Technical solutions for fulfilling GDPR requirements
Loe EESTI KEELES
General Data Protection Regulations (GDPR) set some requirements for data protection, that are not possible to fulfil solely with the knowledge of managers, lawyers or other employees who lack technical skills. Persons with technical skills, mostly IT officers and technical solutions, play a big part in fulfilling the requirements.
As the time when GDPR starts to apply gets closer, the more developed the technical solutions become, that would make data related activities more efficient, faster and would make certain activities automated and would help ensure better data protection. IT companies recognize more and more the necessity to pay attention to data protection aspects during development.
Technical solutions help to map data protection situations and try to make it compliant with the requirements. Considering that oftentimes companies have their data spread out in different places, it might be necessary to use the help of several different tools. OneTrust, Oracle, Veritas, Microsoft and several other IT companies offer a variety of solutions. Hence, it’s wise to see how to make a complicated situation easier.
IT tools help to fulfil data subjects’ requests, which according to the data protection regulations, the subjects have a right to make. E.g., if a data subject requests to have all data related to them deleted, it can take weeks or months to fulfil, while with the help of proper data mapping and technical solutions, e.g. the capability of an information system or some additional programs, time consumption can be significantly reduced.

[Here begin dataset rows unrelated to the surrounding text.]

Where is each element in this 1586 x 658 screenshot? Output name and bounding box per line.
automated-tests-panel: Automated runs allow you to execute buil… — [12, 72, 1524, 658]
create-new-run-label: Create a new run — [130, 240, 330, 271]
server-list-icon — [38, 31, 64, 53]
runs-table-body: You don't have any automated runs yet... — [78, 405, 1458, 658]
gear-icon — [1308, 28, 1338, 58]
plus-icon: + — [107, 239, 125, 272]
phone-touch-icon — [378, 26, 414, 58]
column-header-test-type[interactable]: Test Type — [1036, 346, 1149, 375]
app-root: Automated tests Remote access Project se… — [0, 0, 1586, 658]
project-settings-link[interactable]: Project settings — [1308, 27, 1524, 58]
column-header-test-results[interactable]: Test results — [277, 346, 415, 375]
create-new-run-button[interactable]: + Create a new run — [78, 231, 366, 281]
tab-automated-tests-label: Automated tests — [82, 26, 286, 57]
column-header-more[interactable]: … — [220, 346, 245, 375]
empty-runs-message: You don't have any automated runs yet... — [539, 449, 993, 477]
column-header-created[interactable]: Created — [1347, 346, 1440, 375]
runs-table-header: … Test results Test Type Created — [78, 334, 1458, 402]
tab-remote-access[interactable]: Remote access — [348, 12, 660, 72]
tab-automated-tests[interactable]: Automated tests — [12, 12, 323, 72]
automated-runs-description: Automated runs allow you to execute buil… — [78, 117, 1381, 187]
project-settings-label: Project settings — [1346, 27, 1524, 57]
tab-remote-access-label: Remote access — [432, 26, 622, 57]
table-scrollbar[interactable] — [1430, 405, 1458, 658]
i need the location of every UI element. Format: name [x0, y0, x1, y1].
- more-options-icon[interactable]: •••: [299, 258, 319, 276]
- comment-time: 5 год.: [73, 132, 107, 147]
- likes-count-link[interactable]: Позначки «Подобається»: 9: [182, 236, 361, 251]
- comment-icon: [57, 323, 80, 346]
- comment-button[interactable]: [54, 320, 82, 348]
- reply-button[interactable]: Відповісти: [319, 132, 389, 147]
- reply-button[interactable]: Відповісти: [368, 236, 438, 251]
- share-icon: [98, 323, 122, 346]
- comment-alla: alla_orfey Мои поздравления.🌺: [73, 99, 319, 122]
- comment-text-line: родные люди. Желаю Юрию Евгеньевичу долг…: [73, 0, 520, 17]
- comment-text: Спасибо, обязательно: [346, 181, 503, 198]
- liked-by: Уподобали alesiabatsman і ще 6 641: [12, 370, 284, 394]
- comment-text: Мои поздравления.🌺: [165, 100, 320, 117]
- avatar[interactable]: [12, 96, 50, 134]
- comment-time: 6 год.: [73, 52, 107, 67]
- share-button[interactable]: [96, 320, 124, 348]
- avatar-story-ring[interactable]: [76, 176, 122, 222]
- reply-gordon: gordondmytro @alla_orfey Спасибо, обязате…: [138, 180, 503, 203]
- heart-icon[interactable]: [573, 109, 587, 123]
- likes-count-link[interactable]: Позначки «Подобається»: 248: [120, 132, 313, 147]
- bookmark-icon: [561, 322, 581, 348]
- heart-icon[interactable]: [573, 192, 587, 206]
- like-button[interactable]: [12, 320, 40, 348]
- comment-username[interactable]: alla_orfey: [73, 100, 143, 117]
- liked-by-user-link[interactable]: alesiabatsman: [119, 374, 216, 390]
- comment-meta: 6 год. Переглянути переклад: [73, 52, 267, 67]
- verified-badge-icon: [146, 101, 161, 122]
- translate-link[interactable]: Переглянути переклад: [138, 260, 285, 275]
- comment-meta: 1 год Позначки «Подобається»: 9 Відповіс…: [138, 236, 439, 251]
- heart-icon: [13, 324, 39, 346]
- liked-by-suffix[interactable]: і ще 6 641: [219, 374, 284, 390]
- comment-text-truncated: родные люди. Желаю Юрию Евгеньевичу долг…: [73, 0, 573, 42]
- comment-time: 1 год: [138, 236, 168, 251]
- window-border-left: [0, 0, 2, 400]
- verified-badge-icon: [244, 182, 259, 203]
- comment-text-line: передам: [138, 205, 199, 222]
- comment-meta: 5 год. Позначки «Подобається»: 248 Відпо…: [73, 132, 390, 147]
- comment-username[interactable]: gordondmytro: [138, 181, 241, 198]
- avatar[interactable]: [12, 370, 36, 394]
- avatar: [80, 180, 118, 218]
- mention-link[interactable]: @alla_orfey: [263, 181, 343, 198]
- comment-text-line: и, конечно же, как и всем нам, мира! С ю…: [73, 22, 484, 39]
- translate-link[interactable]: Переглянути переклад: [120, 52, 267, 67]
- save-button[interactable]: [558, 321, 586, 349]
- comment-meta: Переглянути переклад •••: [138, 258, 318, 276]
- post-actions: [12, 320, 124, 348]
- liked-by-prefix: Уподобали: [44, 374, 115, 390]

Technical solutions also have a role in asking for the data subjects’ consent. GDPR obligates the data processor to be able to prove that the subject has given consent, but when we are dealing with e-services or purchasing products through them, the entire communication takes place electronically and no signatures are given. In these situations, technical solutions might help you by memorizing what kind of consent was given, when it was given and by whom.
Compliance with the GDPR is not possible to achieve just by drawing up different legal documents -data protection must be addressed more broadly. Necessary solutions may call for additional documentation as well as some technological advancement. Development might consist of perfecting the existing information systems, but also of using additional programs. Therefore, it is important to assess what needs to be changed when analysing the current state of your data processing and also whether it is possible to combine box products or would it be necessary, and more profitable, to develop your own system.